Een week voor het overlijden werd de vrouw aangemeld bij EE. De arts heeft één keer met patiënte gesproken, te weten vijf dagen voor het overlijden. Vanwege de hoge lijdensdruk en het late stadium waarin EE werd ingeschakeld zag de arts zich genoodzaakt snel te handelen. Daarmee was sprake van een kort traject.
De arts concludeerde dat sprake was van een vrijwillig en weloverwogen verzoek. Hij stelde vast dat de vrouw helder van geest was en zich bewust was van de strekking van haar verzoek. De vrouw wilde een menswaardig einde krijgen waarbij voor haar zowel euthanasie als palliatieve sedatie acceptabel waren. De behandelend arts wilde niet overgaan tot palliatieve sedatie nu de situatie van de vrouw volgens haar nog niet zodanig was dat palliatieve behandeling gestart kon worden. Dit was voor de arts een onbegrijpelijk standpunt.

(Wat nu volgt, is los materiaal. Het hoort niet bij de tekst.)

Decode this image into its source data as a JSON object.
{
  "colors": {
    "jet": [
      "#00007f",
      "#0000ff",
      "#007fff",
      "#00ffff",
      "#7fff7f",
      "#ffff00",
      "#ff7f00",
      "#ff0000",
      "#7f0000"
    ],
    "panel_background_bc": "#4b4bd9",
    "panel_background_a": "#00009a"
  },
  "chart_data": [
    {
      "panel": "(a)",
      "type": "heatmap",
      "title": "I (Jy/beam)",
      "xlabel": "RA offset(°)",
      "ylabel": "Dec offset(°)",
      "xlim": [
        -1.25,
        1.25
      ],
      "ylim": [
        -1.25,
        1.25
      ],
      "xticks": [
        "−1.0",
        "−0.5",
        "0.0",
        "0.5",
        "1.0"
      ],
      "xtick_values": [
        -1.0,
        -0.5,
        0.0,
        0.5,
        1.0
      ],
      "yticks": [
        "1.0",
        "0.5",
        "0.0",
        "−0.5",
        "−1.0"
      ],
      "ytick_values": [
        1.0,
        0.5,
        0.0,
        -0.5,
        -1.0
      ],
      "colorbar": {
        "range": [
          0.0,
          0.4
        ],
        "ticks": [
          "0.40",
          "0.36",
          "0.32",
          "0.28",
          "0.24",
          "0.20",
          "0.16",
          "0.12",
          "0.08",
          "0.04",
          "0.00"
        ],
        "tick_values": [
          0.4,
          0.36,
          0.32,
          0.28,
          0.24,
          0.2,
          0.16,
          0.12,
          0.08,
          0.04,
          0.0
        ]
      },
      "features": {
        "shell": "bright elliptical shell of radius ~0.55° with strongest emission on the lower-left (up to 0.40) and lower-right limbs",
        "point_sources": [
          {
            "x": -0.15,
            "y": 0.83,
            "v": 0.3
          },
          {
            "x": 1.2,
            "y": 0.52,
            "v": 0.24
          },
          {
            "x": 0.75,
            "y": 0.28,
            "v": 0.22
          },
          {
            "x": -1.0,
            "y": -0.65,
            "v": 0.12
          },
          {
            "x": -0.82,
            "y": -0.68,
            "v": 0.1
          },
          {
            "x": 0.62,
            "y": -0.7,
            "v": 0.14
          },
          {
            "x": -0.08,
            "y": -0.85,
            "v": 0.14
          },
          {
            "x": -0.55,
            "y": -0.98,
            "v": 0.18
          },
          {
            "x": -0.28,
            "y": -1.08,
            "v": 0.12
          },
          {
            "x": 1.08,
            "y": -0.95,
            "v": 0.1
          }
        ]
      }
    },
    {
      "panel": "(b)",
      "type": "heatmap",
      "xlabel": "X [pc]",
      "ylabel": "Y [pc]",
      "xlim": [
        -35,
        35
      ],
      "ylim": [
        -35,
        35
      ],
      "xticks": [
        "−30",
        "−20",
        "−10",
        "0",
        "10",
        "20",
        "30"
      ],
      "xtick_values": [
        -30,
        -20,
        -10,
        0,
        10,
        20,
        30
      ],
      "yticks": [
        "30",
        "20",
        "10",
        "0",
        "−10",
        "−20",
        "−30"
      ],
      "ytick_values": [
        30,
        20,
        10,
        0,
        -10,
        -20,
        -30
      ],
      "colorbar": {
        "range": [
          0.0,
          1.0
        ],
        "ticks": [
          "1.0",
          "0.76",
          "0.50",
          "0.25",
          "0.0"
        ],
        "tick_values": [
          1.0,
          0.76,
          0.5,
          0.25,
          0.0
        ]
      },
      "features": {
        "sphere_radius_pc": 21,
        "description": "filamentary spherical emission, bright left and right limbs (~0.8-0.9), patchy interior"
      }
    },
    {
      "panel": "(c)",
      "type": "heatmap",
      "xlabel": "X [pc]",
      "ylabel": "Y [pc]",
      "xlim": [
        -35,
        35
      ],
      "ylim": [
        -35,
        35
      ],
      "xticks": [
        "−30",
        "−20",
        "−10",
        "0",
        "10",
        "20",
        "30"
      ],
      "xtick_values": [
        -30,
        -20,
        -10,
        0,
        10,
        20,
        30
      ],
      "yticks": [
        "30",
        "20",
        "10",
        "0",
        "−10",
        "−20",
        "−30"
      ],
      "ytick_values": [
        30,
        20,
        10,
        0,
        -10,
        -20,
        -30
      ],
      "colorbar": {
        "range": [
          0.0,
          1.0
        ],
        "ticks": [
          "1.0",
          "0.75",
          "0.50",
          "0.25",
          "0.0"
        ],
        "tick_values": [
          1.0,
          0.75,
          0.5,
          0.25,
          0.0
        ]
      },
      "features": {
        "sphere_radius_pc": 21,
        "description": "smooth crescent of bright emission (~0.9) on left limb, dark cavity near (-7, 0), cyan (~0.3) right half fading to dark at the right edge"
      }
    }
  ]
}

De arts was ervan overtuigd dat het lijden voor de vrouw ondraaglijk en naar heersend medisch inzicht uitzichtloos was. De vrouw lag te wachten op de dood, aldus de arts. Er waren geen voor de vrouw aanvaardbare mogelijkheden meer om het lijden te verlichten. Verder kon uit de stukken worden afgeleid dat de arts de vrouw voldoende had voorgelicht over de situatie waarin zij zich bevond en haar vooruitzichten. De arts raadpleegde met spoed een onafhankelijke SCEN-arts als consulent. Hij bezocht de vrouw vier dagen voor het overlijden en kwam tot de conclusie dat aan de zorgvuldigheidseisen was voldaan. Ook de consulent schatte de levensverwachting van de vrouw als zeer beperkt in, waarbij het de vraag was of de vrouw de geplande uitvoeringsdatum zou halen.
De arts voerde de euthanasie uit met de middelen, in de hoeveelheid en op de wijze als aanbevolen in de KNMG/KNMP Richtlijn Uitvoering euthanasie en hulp bij zelfdoding van augustus 2012.
De commissie kwam tot het oordeel dat de arts gehandeld heeft overeenkomstig de zorgvuldigheidseisen.